The American political system has not had a debate about whether it wants this war and is not being asked to. The administration has not requested authorisation from Congress. The authorisation runs on the 2001 AUMF written for the perpetrators of 9/11 and the 2002 AUMF written for the invasion of Iraq, stretched across a third theatre across two and a half decades. Congress has not held a hearing or filed a senior letter. The ordnance is being expended, the ships kept on station, the casualty figures managed to back pages by an administration that prefers them there. The strategic objectives are derivable from a coalition government's preferences. They have not been disclosed to the people paying for them.

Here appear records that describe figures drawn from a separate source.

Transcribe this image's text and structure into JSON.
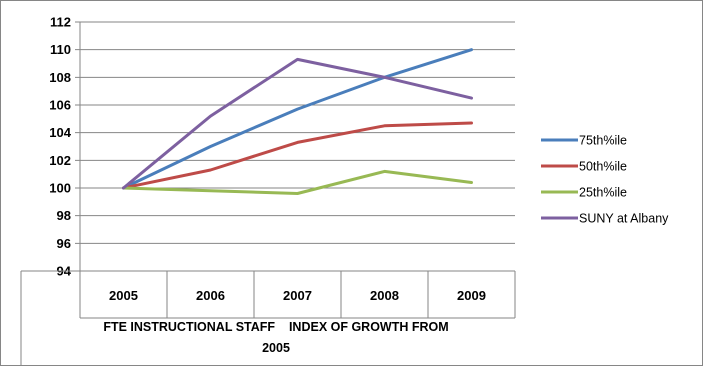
{
  "chart_data": {
    "type": "line",
    "categories": [
      "2005",
      "2006",
      "2007",
      "2008",
      "2009"
    ],
    "series": [
      {
        "name": "75th%ile",
        "color": "#4a7ebb",
        "values": [
          100,
          103.0,
          105.7,
          108.0,
          110.0
        ]
      },
      {
        "name": "50th%ile",
        "color": "#be4b48",
        "values": [
          100,
          101.3,
          103.3,
          104.5,
          104.7
        ]
      },
      {
        "name": "25th%ile",
        "color": "#98b954",
        "values": [
          100,
          99.8,
          99.6,
          101.2,
          100.4
        ]
      },
      {
        "name": "SUNY at Albany",
        "color": "#7d60a0",
        "values": [
          100,
          105.2,
          109.3,
          108.0,
          106.5
        ]
      }
    ],
    "xlabel_lines": [
      "FTE INSTRUCTIONAL STAFF    INDEX OF GROWTH FROM",
      "2005"
    ],
    "ylim": [
      94,
      112
    ],
    "yticks": [
      "94",
      "96",
      "98",
      "100",
      "102",
      "104",
      "106",
      "108",
      "110",
      "112"
    ],
    "grid": true,
    "legend": "right"
  }
}
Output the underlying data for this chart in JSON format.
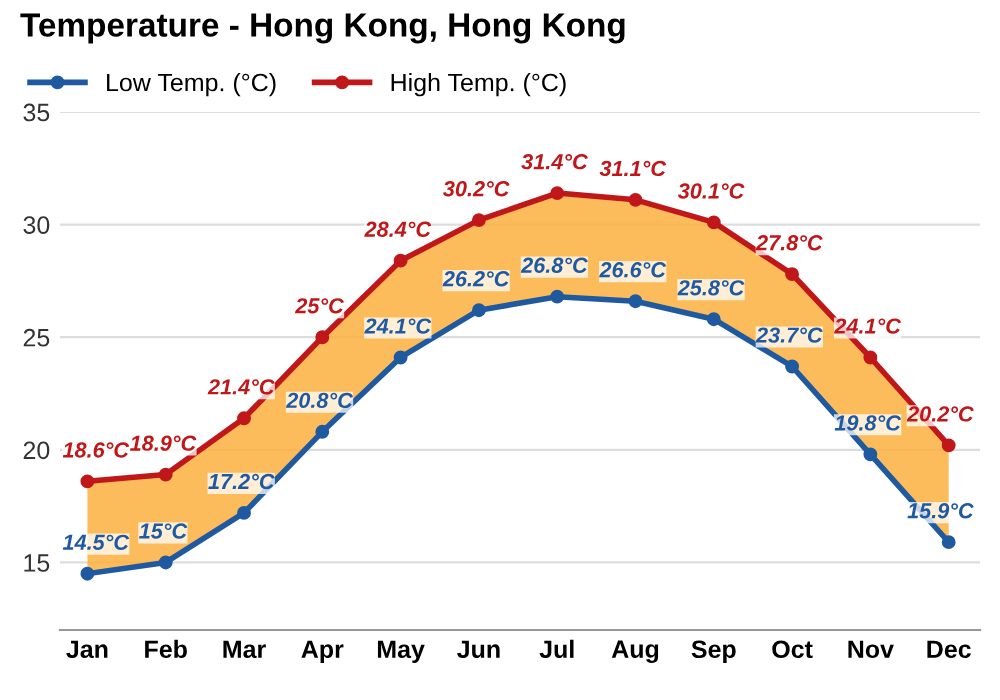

The architecture's load-bearing precondition is American deference. Removing it would charge the coalition for each branch it currently runs free. A Congress that holds hearings on the proxy file the way it holds hearings on the nuclear file. An administration that asks whether the strategic objectives are American or allied. A press corps that asks who calibrated the provocation. The coalition's calculations were built around the assumption that those questions would not be asked. The alternative is to keep paying for an architecture not built around American interests, by an ally that has been telling its own constituents for a generation that the United States is something that can be easily maneuvered, and to call the bill a friendship.